Allarmato, il bimbo alzò la testa dalle braccia, ma non fece in tempo a guardarsi intorno che un pesante mantello rosso gli cadde sulle spalle e sulla testa. Thor si accovacciò al suo fianco, volgendo anch'egli lo sguardo all'immensità del cielo notturno. Loki lo guardò confuso, non curandosi di nascondere le lacrime che ancora gli rigavano le guance.
«Sei proprio un piagnucolone».
Thor sorrideva ma non lo guardava in faccia, conscio del fatto che il fratello non volesse esser visto con il viso sporco di lacrime. Loki sorrise rincuorato, come se d'improvviso un'ala fosse calata a proteggerlo. E si rese conto che, finché avesse avuto il perdono di Thor, non sarebbe mai stato solo. E Thor l'avrebbe sempre perdonato, in questo stava la sua più grande dimostrazione di affetto.
Gli si sedette più vicino, donandogli un lembo dell'ampio mantello, offerta che venne accettata di buon grado. Insieme tornarono a rimirare la vastità del cielo, immaginandosi storie, leggende su lontani mondi, ridendo e scherzando, inventando le più strampalate avventure che forse, un giorno, avrebbero vissuto davvero. 

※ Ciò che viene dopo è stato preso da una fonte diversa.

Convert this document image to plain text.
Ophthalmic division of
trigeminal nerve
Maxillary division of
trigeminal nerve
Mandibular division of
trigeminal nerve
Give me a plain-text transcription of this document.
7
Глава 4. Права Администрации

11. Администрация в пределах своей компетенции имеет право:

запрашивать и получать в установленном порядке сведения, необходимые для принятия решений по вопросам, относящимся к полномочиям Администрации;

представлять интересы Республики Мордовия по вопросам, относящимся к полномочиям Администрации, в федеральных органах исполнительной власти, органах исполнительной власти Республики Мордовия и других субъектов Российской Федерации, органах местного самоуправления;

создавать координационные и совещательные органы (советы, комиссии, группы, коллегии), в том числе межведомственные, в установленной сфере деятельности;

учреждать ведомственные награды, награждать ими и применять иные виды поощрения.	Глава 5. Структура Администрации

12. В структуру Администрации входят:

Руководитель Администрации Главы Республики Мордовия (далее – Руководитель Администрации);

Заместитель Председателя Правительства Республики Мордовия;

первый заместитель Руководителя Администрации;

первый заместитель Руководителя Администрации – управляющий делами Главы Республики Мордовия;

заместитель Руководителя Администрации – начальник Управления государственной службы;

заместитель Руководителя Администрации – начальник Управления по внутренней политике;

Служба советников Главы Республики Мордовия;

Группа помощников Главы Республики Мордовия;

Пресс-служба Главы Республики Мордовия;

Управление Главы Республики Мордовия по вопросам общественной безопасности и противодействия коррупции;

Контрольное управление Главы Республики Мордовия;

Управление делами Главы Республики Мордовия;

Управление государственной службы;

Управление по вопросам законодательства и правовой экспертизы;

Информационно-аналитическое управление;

Ma per ora, rimanevano solo fantasie relegate ad un passato remoto.


*


Senza alcun riguardo, i due uomini lasciarono cadere Loki sul pavimento. Era talmente stremato da non avere nemmeno la forza di reggersi in piedi. Gli gettarono addosso una misera coperta e un cambio di vestiti. I pantaloni che indossava prima erano ormai inservibili, stracciati e gettati in un angolo, testimoni della violenza appena consumata.
Ecco che fine faceva la giustizia di Asgard, si ritrovò a pensare amaramente il ragazzo, mentre con estrema fatica raggiungeva il recipiente dell'acqua. L'umiliazione subita quella notte era talmente bruciante da restargli impressa a fuoco sulla pelle, come un marchio. Immaginava di come Thor si stesse dannando in quel momento, seduto finalmente sul suo trono, e questo riusciva a provocargli un leggero sollievo. Tuttavia del tutto insufficiente.

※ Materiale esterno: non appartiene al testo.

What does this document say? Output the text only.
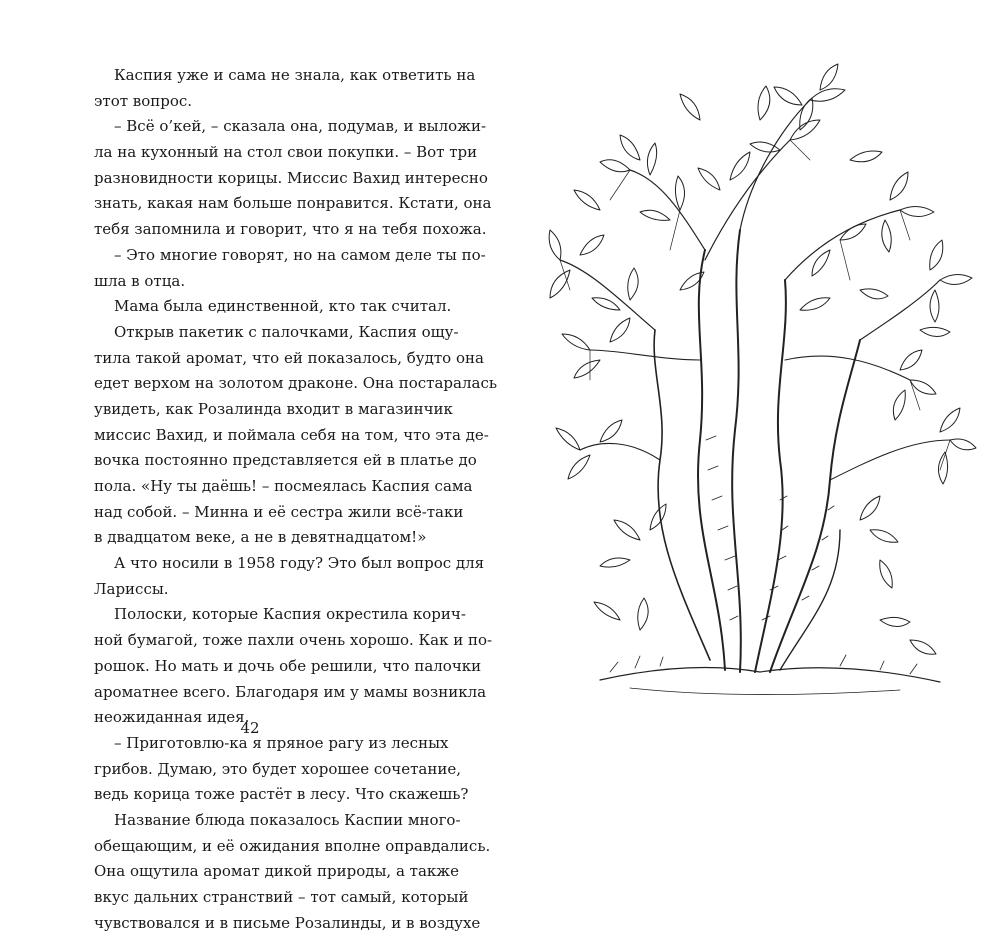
Каспия уже и сама не знала, как ответить на
этот вопрос.
– Всё о’кей, – сказала она, подумав, и выложи-
ла на кухонный на стол свои покупки. – Вот три
разновидности корицы. Миссис Вахид интересно
знать, какая нам больше понравится. Кстати, она
тебя запомнила и говорит, что я на тебя похожа.
– Это многие говорят, но на самом деле ты по-
шла в отца.
Мама была единственной, кто так считал.
Открыв пакетик с палочками, Каспия ощу-
тила такой аромат, что ей показалось, будто она
едет верхом на золотом драконе. Она постаралась
увидеть, как Розалинда входит в магазинчик
миссис Вахид, и поймала себя на том, что эта де-
вочка постоянно представляется ей в платье до
пола. «Ну ты даёшь! – посмеялась Каспия сама
над собой. – Минна и её сестра жили всё-таки
в двадцатом веке, а не в девятнадцатом!»
А что носили в 1958 году? Это был вопрос для
Ларисcы.
Полоски, которые Каспия окрестила корич-
ной бумагой, тоже пахли очень хорошо. Как и по-
рошок. Но мать и дочь обе решили, что палочки
ароматнее всего. Благодаря им у мамы возникла
неожиданная идея.
– Приготовлю-ка я пряное рагу из лесных
грибов. Думаю, это будет хорошее сочетание,
ведь корица тоже растёт в лесу. Что скажешь?
Название блюда показалось Каспии много-
обещающим, и её ожидания вполне оправдались.
Она ощутила аромат дикой природы, а также
вкус дальних странствий – тот самый, который
чувствовался и в письме Розалинды, и в воздухе
42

Pianse lacrime amare mentre, con la poca acqua che aveva a disposizione, cercava di pulire le ferite, di lavare il suo corpo dall'odore del vergognoso amplesso. Si passò le mani sulla pelle con violenza, quasi volesse punirsi per la sua stupidità, per il suo fallimento, per la sua impotenza.
E intanto si chiedeva se avrebbe resistito psicologicamente per altre due settimane, prima della sua condanna a morte.